The short round tower is 40ft high. Its height avoided the light being frequently shrouded in low clouds which form over this part of the headland. The tower, dwellings and outbuildings are painted white to distinguish it from the green cliffs behind.
To the west, the light gives a clear line from Portland Bill and to the east guides vessels away from the Christchurch Ledge. This guides them clearly into the Solent.
An incandescent paraffin vapour burner initially illuminated the tower. In 1960 the station was extensively modernised and converted from oil to mains electricity. The large original lens was removed and donated to the Science Museum in London and replaced by a smaller optic.

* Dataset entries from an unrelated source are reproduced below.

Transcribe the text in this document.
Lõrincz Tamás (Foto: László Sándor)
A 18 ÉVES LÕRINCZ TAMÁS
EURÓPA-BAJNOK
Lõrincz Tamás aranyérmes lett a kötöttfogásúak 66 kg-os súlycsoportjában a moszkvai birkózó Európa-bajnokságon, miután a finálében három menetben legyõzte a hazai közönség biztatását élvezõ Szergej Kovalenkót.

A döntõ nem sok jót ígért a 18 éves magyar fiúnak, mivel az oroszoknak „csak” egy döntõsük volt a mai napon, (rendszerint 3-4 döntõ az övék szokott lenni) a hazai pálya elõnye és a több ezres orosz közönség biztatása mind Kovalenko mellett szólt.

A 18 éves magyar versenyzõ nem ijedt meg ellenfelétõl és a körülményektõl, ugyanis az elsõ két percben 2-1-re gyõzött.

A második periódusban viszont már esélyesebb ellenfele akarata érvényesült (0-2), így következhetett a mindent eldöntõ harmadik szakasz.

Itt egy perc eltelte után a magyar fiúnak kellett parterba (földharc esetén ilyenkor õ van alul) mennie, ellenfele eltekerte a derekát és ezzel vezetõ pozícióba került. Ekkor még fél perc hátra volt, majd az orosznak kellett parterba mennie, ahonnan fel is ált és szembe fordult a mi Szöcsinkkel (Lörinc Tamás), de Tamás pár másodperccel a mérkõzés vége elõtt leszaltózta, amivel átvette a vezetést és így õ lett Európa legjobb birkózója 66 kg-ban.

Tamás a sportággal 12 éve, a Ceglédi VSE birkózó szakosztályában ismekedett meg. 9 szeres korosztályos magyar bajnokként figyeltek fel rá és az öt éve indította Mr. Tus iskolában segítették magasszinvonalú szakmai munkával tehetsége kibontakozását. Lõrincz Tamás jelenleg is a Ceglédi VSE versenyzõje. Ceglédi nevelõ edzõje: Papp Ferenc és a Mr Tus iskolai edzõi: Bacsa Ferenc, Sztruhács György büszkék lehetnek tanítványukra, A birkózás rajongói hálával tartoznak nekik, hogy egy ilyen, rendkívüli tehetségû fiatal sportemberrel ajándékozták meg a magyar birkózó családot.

It was modernised again in 1981 when the old fog signal was replaced and automatic equipment was installed. The fog signal has since been discontinued. Shortly afterwards, the station was downgraded to keeper and wife status. Anvil Point Lighthouse was fully automated on 31st May 1991.
The old fog signal was replaced with an automatic signal in 1981 but has since been silenced.
Anvil Point Lighthouse is located within the grounds of Durlston Country Park. It is reached by a narrow service road and lies about a mile southwest of Swanage. The area is a paradise for picnickers, and the Tilly Whim Caves, previously used by smugglers, are just below the lighthouse. The caves are no longer open to the public.